As far as I know, everything about the Internet is (or rather should be?) defined and documented in the RFCs. I found a listing of several HTTP-headers on mozilla.org (https://developer.mozilla.org/en-US/docs/Web/HTTP/Headers), which I assumed to be second-hand knowledge taken from the RFCs. However most of the security-related HTTP-headers are neither in the RFCs (source: https://www.rfc-editor.org/search/rfc_search_detail.php?title=Content-Security-Policy) nor in the HTTP-headers suggested by IANA (source: https://www.iana.org/assignments/message-headers/message-headers.xhtml)
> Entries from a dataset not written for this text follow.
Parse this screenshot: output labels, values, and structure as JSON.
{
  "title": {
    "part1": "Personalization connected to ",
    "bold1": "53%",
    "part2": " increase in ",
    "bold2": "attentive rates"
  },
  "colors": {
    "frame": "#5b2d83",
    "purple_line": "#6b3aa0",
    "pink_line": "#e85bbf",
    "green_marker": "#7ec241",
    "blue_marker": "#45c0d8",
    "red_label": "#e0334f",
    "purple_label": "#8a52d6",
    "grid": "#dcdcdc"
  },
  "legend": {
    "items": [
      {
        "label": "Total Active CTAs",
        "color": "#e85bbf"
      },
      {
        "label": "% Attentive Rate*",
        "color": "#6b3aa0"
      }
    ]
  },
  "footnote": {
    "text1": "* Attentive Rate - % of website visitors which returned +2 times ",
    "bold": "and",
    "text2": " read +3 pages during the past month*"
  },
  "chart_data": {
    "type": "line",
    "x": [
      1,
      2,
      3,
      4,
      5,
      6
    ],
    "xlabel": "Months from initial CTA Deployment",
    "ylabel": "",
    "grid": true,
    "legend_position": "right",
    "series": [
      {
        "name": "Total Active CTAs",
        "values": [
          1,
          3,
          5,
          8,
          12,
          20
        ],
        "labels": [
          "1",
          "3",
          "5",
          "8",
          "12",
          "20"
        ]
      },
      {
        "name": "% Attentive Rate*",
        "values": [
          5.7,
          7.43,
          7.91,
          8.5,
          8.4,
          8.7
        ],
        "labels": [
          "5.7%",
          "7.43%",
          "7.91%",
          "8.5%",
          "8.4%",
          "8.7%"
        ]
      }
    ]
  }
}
The RFCs stand as a final approved documentation. In your case the HTTP is under the HTTP Working Group so some new features which some browsers already support are being discussed in this group. Expanding the idea, some security headers present in HTTP may be from other groups and just referenced in HTTP RCFs. The Content Security Policy is documented in the RFC 7762 not that it's tagged as informational.
Each area has its Working groups, in this case HTTP is nested in ART (Applications And Real-Time Area). Each of those groups compile, revise and publish new specifications. As an example you can see HTTP(httpbis) charter
There's two options, implement based on the RCFs and its references or follow the Working Group directives and references. Using only RFCs is more secure and interoperable but will eventually be outdated until a new RFC is published.
The only way is to implement what is documented under the RFCs. It's part o the internet concept, new features or standards will take a while to be fully documented and it's up to developer research and implement those.